Aber auf der anderen Seite frage ich mich natürlich, was an nackten und entblößten Männern, die auf der Bühne onanieren, so künstlerisch wertvoll sein soll? Da werden ganz persönliche und Intime Grenzen überschritten und ganz ehrlich gesagt, wundert es mich nicht, dass da einige Zuschauer das Theater verlassen. Ich bin nicht prüde, versteht mich nicht falsch. Ich hab ja auch nichts gegen Nacktheit an sich, aber irgendwie verstehe ich eben nicht, wieso es eben gar nicht mehr ohne irgendwelche Nackten Menschen gehen kann?

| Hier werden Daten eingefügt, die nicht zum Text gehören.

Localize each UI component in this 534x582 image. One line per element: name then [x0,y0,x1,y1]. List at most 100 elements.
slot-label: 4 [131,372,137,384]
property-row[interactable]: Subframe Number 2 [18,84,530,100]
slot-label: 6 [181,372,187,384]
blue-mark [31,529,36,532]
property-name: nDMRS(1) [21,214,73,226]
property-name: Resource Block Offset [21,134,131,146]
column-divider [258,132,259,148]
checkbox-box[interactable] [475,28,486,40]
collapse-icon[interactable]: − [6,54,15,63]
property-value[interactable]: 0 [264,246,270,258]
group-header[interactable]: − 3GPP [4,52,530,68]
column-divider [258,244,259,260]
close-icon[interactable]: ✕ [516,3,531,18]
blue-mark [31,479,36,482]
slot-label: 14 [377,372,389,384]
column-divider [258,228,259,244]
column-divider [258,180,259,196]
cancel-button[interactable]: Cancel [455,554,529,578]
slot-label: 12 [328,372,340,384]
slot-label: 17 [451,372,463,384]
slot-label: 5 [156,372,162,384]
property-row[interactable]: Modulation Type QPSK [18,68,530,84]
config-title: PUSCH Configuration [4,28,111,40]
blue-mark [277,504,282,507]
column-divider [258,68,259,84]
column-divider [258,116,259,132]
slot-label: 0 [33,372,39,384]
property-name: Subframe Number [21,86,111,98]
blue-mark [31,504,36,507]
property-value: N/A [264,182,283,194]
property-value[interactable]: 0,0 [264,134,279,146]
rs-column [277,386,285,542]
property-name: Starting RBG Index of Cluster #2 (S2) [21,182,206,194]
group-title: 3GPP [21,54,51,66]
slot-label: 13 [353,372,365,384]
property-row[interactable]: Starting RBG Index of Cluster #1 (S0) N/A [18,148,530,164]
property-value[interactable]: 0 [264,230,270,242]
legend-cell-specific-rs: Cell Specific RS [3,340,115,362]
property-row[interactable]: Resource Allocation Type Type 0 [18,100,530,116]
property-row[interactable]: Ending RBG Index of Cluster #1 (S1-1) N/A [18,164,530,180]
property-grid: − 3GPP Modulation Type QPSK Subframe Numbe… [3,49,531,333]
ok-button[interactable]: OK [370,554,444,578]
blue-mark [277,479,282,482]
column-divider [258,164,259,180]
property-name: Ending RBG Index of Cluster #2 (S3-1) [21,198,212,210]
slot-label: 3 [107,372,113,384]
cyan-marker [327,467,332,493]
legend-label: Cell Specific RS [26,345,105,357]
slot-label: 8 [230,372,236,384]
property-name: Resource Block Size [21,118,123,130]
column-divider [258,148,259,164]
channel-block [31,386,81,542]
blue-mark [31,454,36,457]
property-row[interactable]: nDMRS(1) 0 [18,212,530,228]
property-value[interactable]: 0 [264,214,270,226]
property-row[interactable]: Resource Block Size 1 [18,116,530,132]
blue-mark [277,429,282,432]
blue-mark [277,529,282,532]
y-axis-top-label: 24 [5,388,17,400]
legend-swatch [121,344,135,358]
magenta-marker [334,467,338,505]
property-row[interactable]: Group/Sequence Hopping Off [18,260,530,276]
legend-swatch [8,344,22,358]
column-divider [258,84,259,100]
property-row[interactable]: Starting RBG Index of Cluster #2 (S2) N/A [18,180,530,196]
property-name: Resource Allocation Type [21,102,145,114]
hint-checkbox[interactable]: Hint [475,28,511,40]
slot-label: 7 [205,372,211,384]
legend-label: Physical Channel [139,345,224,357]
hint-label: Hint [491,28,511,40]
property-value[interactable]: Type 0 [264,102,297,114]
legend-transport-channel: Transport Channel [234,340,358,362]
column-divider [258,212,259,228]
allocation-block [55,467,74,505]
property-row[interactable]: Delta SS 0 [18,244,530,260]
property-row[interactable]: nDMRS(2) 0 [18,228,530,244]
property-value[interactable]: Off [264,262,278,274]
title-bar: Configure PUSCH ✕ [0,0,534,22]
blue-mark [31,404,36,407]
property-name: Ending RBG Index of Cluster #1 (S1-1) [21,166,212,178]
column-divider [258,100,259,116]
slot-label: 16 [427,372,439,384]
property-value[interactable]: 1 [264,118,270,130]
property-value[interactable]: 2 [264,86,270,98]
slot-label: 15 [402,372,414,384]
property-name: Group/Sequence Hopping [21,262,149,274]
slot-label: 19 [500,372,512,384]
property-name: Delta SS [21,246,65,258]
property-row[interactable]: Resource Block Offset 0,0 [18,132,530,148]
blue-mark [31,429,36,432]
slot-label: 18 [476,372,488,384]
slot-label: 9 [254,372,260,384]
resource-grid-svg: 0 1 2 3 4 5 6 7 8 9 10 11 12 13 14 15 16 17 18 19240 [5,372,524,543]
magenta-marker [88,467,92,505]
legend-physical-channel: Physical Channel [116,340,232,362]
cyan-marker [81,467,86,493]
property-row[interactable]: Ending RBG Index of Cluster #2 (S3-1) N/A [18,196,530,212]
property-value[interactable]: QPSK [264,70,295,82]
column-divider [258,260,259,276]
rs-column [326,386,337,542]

Es gibt doch genügend andere künstlerische Mittel, um zu schockieren, oder besondere Aufmerksamkeit zu erregen, oder?

Oder bin ich wirklich noch zu jung und ungebildet und ich verstehe diese Form von Kunst einfach nicht. Aber ich kann mir beim Besten Willen nicht vorstellen, wie das einem ernsthaft gefallen kann. Zudem kommt noch hinzu, dass es zunehmend keine richtige Handlung in den Theaterstücken gibt. Die Texte sind mehr und mehr abstrakt, alles gibt es nur noch Fetzenhaft und Zerstückelt. Nichts scheint Sinn zu machen. Man hat keine Möglichkeit mit den Figuren mitzufühlen. Man wird als Zuschauer irgendwie außen vor gelassen und hat keinen Bezug zu dem Stück. So ging es mir zumindest immer in ganz modernen Stücken. So etwas nennt sich dann "Postdramatik" und soll künstlerisch Wertvoll sein. Na ich weiß ja nicht.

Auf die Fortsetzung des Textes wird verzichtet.